Department of Biomedical Engineering, Case Western Reserve University, Cleveland, OH 44106, USA.
Microsoft Corporation, Redmond, WA 98052, USA.
Magn Reson Imaging. 2023 May;98:105-114. doi: 10.1016/j.mri.2023.01.011. Epub 2023 Jan 18.
Magnetic resonance fingerprinting (MRF) is a novel quantitative MR technique that simultaneously provides multiple tissue property maps. When optimizing MRF scans, modeling undersampling errors and field imperfections in cost functions for direct measurement of quantitative errors will make the optimization results more practical and robust. However, optimizing such cost function is computationally expensive and impractical for MRF optimization with tens of thousands of iterations. Here, we introduce a fast MRF simulator to simulate aliased images from actual scan scenarios including undersampling and system imperfections, which substantially reduces computational time and allows for direct error estimation of the quantitative maps and efficient sequence optimization. We evaluate the performance and computational speed of the proposed approach by simulations and in vivo experiments. The simulations from the proposed method closely approximate the signals and MRF maps from in vivo scans, with 158 times shorter processing time than the conventional simulation method using Non-uniform Fourier transform. We also demonstrate the power of applying the fast MRF simulator in MRF sequence optimization. The optimized sequences are validated with in vivo scans to assess the image quality and accuracy. The optimized sequences produce artifact-free T1 and T2 maps in 2D and 3D scans with equivalent mapping accuracy as the human-designed sequence but at shorter scan times. Incorporating the proposed simulator in the MRF optimization framework makes direct estimation of undersampling errors during the optimization process feasible, and provide optimized MRF sequences that are robust against undersampling artifacts and field inhomogeneity.
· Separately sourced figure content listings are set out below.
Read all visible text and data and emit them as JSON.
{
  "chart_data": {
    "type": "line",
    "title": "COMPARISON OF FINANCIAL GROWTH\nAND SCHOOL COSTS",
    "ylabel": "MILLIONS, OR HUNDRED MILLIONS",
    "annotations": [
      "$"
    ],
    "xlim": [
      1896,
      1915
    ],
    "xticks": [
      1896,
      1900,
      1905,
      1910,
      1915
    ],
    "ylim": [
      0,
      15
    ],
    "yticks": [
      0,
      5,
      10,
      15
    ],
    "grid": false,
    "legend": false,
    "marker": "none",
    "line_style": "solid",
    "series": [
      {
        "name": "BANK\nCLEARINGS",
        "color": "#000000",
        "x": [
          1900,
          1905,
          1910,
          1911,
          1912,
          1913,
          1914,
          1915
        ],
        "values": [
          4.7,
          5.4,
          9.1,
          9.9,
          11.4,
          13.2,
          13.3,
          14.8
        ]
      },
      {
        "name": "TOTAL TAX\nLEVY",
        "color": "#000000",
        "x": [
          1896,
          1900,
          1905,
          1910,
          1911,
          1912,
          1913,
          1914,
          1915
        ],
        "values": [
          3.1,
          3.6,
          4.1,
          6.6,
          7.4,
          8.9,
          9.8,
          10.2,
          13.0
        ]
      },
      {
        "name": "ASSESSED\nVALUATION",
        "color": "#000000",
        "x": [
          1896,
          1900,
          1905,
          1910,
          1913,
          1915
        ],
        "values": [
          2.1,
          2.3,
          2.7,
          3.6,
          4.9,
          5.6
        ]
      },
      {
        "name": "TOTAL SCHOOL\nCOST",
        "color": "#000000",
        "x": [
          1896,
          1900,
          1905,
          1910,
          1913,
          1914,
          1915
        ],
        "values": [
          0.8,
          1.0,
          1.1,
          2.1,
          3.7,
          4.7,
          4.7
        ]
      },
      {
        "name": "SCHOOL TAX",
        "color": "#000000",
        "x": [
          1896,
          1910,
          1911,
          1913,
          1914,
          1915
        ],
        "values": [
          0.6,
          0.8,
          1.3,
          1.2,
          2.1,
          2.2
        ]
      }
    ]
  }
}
磁共振指纹成像(MRF)是一种新颖的定量磁共振技术,可同时提供多个组织属性图。在优化 MRF 扫描时,在成本函数中对欠采样误差和场不均匀性进行建模,以直接测量定量误差,这将使优化结果更实用和稳健。然而,对于需要数千次迭代的 MRF 优化,优化这种成本函数的计算量非常大且不切实际。在这里,我们引入了一种快速 MRF 模拟器,可模拟包括欠采样和系统不完美在内的实际扫描场景中的混叠图像,这大大减少了计算时间,并允许对定量图进行直接误差估计和有效的序列优化。我们通过模拟和体内实验评估了所提出方法的性能和计算速度。与传统的使用非均匀傅里叶变换的模拟方法相比,所提出的方法的模拟结果更接近体内扫描的信号和 MRF 图,处理时间缩短了 158 倍。我们还展示了在 MRF 序列优化中应用快速 MRF 模拟器的能力。通过体内扫描验证优化后的序列,以评估图像质量和准确性。优化后的序列在 2D 和 3D 扫描中产生无伪影的 T1 和 T2 图,其映射精度与人为设计的序列相当,但扫描时间更短。在 MRF 优化框架中纳入所提出的模拟器使得在优化过程中直接估计欠采样误差成为可能,并提供了针对欠采样伪影和场不均匀性具有稳健性的优化 MRF 序列。